I'm using Cython to read a single Dataset from an HDF5 file using 64 threads. Each thread calculates a start index start and chunk size size, and reads from that chunk into a common buffer buf, which is a memoryview of a NumPy array. Crucially, each thread opens its own copy of the file and Dataset. Here's the code:

def read_hdf5_dataset(const char* file_name, const char* dataset_name,
                      long[::1] buf, int num_threads):
    cdef hsize_t base_size = buf.shape[0] // num_threads
    cdef hsize_t start, size
    cdef hid_t file_id, dataset_id, mem_space_id, file_space_id
    cdef int thread
    for thread in prange(num_threads, nogil=True):
        start = base_size * thread
        size = base_size + buf.shape[0] % num_threads \
            if thread == num_threads - 1 else base_size
        file_id = H5Fopen(file_name, H5F_ACC_RDONLY, H5P_DEFAULT)
        dataset_id = H5Dopen2(file_id, dataset_name, H5F_ACC_RDONLY)
        mem_space_id = H5Screate_simple(1, &size, NULL)
        file_space_id = H5Dget_space(dataset_id)
        H5Sselect_hyperslab(file_space_id, H5S_SELECT_SET, &start,
                            NULL, &size, NULL)
        H5Dread(dataset_id, H5Dget_type(dataset_id), mem_space_id,
                file_space_id, H5P_DEFAULT, <void*> &buf[start])
        H5Sclose(file_space_id)
        H5Sclose(mem_space_id)
        H5Dclose(dataset_id)
        H5Fclose(file_id)

Although it reads the Dataset correctly, the CPU utilization maxes out at exactly 100% on a float32 Dataset of ~10 billion entries, even though it uses all 64 CPUs (albeit only at ~20-30% utilization due to the I/O bottleneck) on a float32 Dataset of ~100 million entries. I've tried this on two different computing clusters with the same result. Maybe it has something to do with the size of the Dataset being greater than INT32_MAX?

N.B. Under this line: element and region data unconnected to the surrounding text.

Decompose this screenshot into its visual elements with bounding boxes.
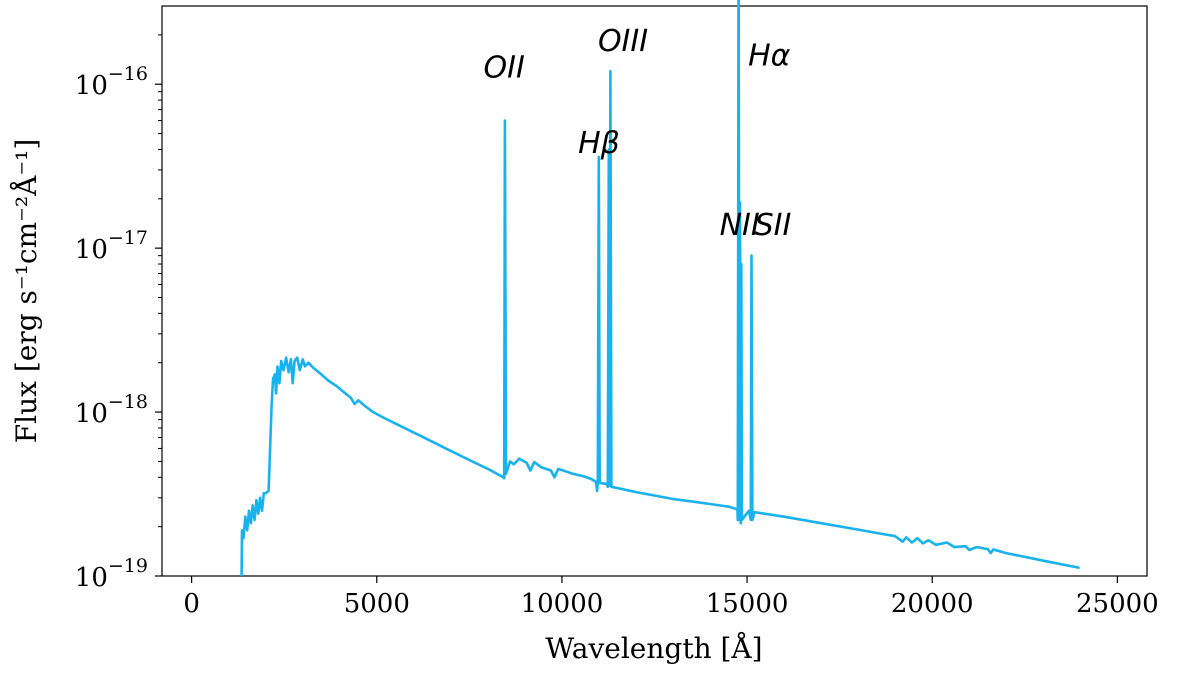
y-tick-label: 10−17 bbox=[75, 227, 148, 265]
x-axis-label: Wavelength [Å] bbox=[545, 632, 762, 665]
spectrum-series-line bbox=[240, 0, 1080, 577]
x-tick-label: 0 bbox=[183, 589, 200, 619]
x-tick-label: 10000 bbox=[521, 589, 604, 619]
y-tick-label: 10−18 bbox=[75, 391, 148, 429]
series-layer bbox=[240, 0, 1080, 577]
y-tick-label: 10−16 bbox=[75, 63, 148, 101]
annotation-label: OII bbox=[484, 50, 525, 85]
x-tick-label: 15000 bbox=[706, 589, 789, 619]
annotation-label: OIII bbox=[598, 24, 648, 59]
y-axis-ticks: 10−19 10−18 10−17 10−16 bbox=[75, 34, 162, 593]
x-axis-ticks: 0 5000 10000 15000 20000 25000 bbox=[183, 576, 1159, 619]
annotation-label: Hβ bbox=[578, 126, 620, 161]
x-tick-label: 5000 bbox=[344, 589, 410, 619]
annotation-label: Hα bbox=[748, 39, 791, 74]
y-tick-label: 10−19 bbox=[75, 555, 148, 593]
annotation-label: SII bbox=[755, 208, 792, 243]
plot-area bbox=[161, 5, 1148, 577]
x-tick-label: 20000 bbox=[891, 589, 974, 619]
x-tick-label: 25000 bbox=[1076, 589, 1159, 619]
annotation-label: NII bbox=[720, 208, 760, 243]
y-axis-label: Flux [erg s⁻¹cm⁻²Å⁻¹] bbox=[10, 139, 43, 444]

What's stopping this code from running in parallel on extremely large datasets, and how can I fix it? Any other suggestions to improve the code's clarity or efficiency would also be appreciated.

Solution

Something is happening that is either preventing cython's prange from launching multiple threads, or is preventing the threads from getting anywhere once launched. It may or may not have anything to do directly with hdf5. Here's some possible causes:

Are you pre-allocating a buf large enough to hold the entire dataset before running your function? If so, that means your program is allocating 40+ gigabytes of memory (4 bytes per float32). How much memory do the nodes you're running on have? Are you the only user? Memory starvation could easily cause the kind of performance issues you describe.
Both cython and hdf5 require certain compilation flags in order to correctly support parallelism. Between your small and large dataset runs did you modify or recompile your code at all?
One easy way to explain why your program is using 100% of a single cpu is that it's getting hung somewhere before your read_hdf5_dataset function is ever called. What other code in your program runs first, and could it be causing the problems you see?

Part of the problem here is that it is going to be very hard for any users on this site to reproduce your exact issue, since we don't have most of your program and I at least don't have any 40 gig hdf5 files lying around (back in my grad school days tho, terabytes). If one of my above suggestions doesn't help, I think you have two ways forward:

Try to come up with a simplified repro of your issue, then edit your question to post it here.
Using a combination of debugger and profiler (and print statements, if you're feeling lame), try to track down the exact line your program is getting hung up on when single cpu utilization spins up to 100%. That alone should tell you a whole lot more about what's going on. In particular it should it very clear whether anything is getting locked down by a mutex, as @Homer512 suggested in his comments.